Milan and fashion. A combination that sounds obvious, almost as if they were synonyms. But what happens when you add the Design Week to the equation? For years, not much, actually. Because fashion at the Fuorisalone was an external presence, hardly tangible, inserted into the design circus with the home collections of brands such as Armani, Versace, and a few others. The stage offered by the various districts of Design Week was animated by powerful exhibitions brands distant from the furniture system but not coming from fashion: for years, car manufacturers had a prominent presence, capable of investing huge budgets in the Milanese event, with perhaps a few eceptions coming from the technological world. Fashion was watching but standing still, except for a few rare exceptions, such as Louis Vuitton's Objet Nomades, paradoxically absent from Milan this year.
Fashion brands are increasingly participating in Design Week with exhibitions and installations that are eagerly anticipated and indispensable.
But things are changing, and now fashion brands are increasingly participating in Design Week with exhibitions and installations that are eagerly anticipated and indispensable. A large billboard in the city’s preminent commercial boulevard advertises the presence of Ugg, the boot brand not exactly beloved by Milanese fashionistas, debuting at the Fuorisalone with a Capsule room at Spazio Maiocchi, where the product is elegantly omitted (fortunately, someone will say). The Veneto-based footwear brand Marsell, which recently inaugurated its first showroom in the Quadrilatero and has always moved in contiguous territories with art and design, welcomes one of the most beautiful installations of Design Week each year at its headquarters in the Porta Romana area, created by the German studio Gonzalez Haase.
Bottega Veneta transforms an occasion (the brand used Le Corbusier's LC14 stool as furniture in a fashion show) into an installation in a space we will still be talking about; Gucci's "cousins" (it's always Kering group) reinterpret some unconventional Italian design icons (Aulenti, Vigo, Bellini, and others) in "their" red, and Saint Laurent returns to the designer Gio Ponti with a collection of plates. Loewe constructs one of the most elegant installations of Milanese design week dedicated to the project, while fashion begins to infiltrate even at Alcova. Sunnei collaborates with CC-Tapis, and Msgm kicks off Design Week with a big party (guess where?) at Triennale - where the Mendini exhibition bears the mark of the Fondation Cartier (for curiosity, Saint Laurent on the ground floor is the brand behind Jurgen Teller's major exhibition). Not to forget Pino Pascali at Fondazione Prada, one of the most viewed non-design exhibitions of Design Week...

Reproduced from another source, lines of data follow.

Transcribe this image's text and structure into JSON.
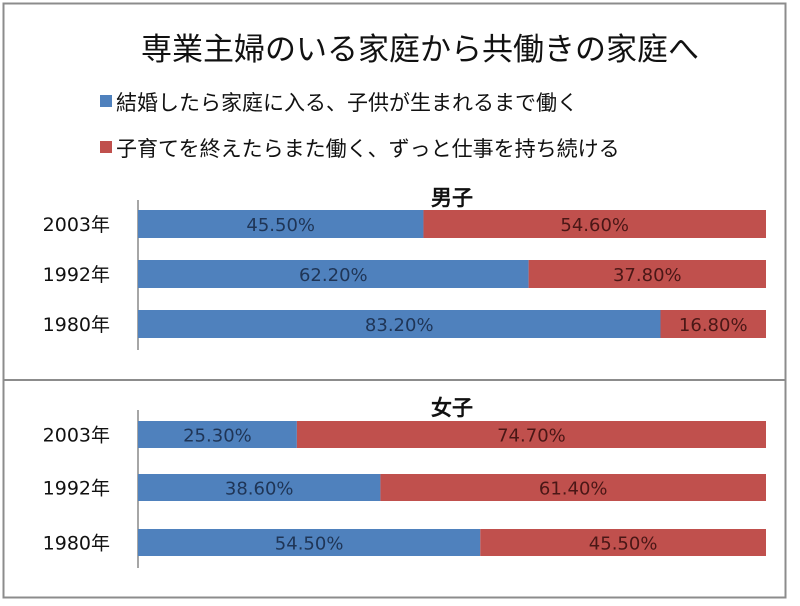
{
  "chart_data": {
    "type": "bar",
    "stacked": true,
    "orientation": "horizontal",
    "title": "専業主婦のいる家庭から共働きの家庭へ",
    "legend_position": "top",
    "series_names": [
      "結婚したら家庭に入る、子供が生まれるまで働く",
      "子育てを終えたらまた働く、ずっと仕事を持ち続ける"
    ],
    "colors": [
      "#4f81bd",
      "#c0504d"
    ],
    "panels": [
      {
        "title": "男子",
        "categories": [
          "2003年",
          "1992年",
          "1980年"
        ],
        "series": [
          {
            "name": "結婚したら家庭に入る、子供が生まれるまで働く",
            "values": [
              45.5,
              62.2,
              83.2
            ],
            "labels": [
              "45.50%",
              "62.20%",
              "83.20%"
            ]
          },
          {
            "name": "子育てを終えたらまた働く、ずっと仕事を持ち続ける",
            "values": [
              54.6,
              37.8,
              16.8
            ],
            "labels": [
              "54.60%",
              "37.80%",
              "16.80%"
            ]
          }
        ]
      },
      {
        "title": "女子",
        "categories": [
          "2003年",
          "1992年",
          "1980年"
        ],
        "series": [
          {
            "name": "結婚したら家庭に入る、子供が生まれるまで働く",
            "values": [
              25.3,
              38.6,
              54.5
            ],
            "labels": [
              "25.30%",
              "38.60%",
              "54.50%"
            ]
          },
          {
            "name": "子育てを終えたらまた働く、ずっと仕事を持ち続ける",
            "values": [
              74.7,
              61.4,
              45.5
            ],
            "labels": [
              "74.70%",
              "61.40%",
              "45.50%"
            ]
          }
        ]
      }
    ]
  }
}
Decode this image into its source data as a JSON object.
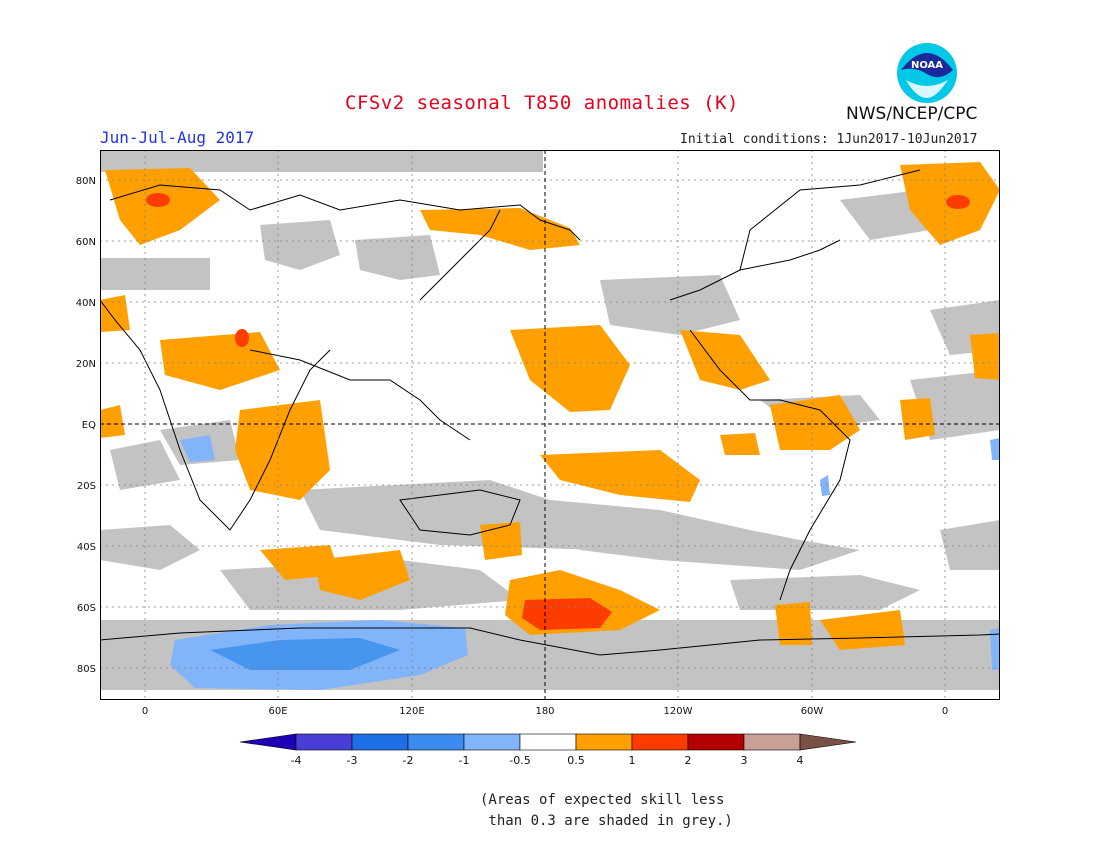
{
  "header": {
    "title": "CFSv2 seasonal T850 anomalies (K)",
    "season": "Jun-Jul-Aug 2017",
    "initial_conditions": "Initial conditions: 1Jun2017-10Jun2017",
    "agency": "NWS/NCEP/CPC",
    "logo_text": "NOAA"
  },
  "map": {
    "projection": "cylindrical, centered 180",
    "lat_labels": [
      "80N",
      "60N",
      "40N",
      "20N",
      "EQ",
      "20S",
      "40S",
      "60S",
      "80S"
    ],
    "lon_labels": [
      "0",
      "60E",
      "120E",
      "180",
      "120W",
      "60W",
      "0"
    ],
    "colors": {
      "skill_grey": "#c3c3c3",
      "pos_05_1": "#ffa000",
      "pos_1_2": "#ff3c00",
      "neg_05_1": "#82b4fa",
      "neg_1_2": "#4696f0"
    }
  },
  "colorbar": {
    "labels": [
      "-4",
      "-3",
      "-2",
      "-1",
      "-0.5",
      "0.5",
      "1",
      "2",
      "3",
      "4"
    ],
    "colors": [
      "#1e00b4",
      "#4a3ed8",
      "#1e6ee6",
      "#3c8cf0",
      "#82b4fa",
      "#ffffff",
      "#ffa000",
      "#ff3c00",
      "#b40000",
      "#c8a096",
      "#785046"
    ]
  },
  "note": "(Areas of expected skill less\n than 0.3 are shaded in grey.)"
}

The only certainty? We'll see more and more of it. And not just because fashion and Milan rhyme. But the fashion system has probably realized that through the Fuorisalone, it reaches the public in a more immediate and democratic way than through the very exclusive circle of influencers, journalists, and others who follow Fashion Week. Conversely, during this Fashion Week, we've seen more and more fashion influencers in design showrooms. And at the Salone. But that's a whole different story.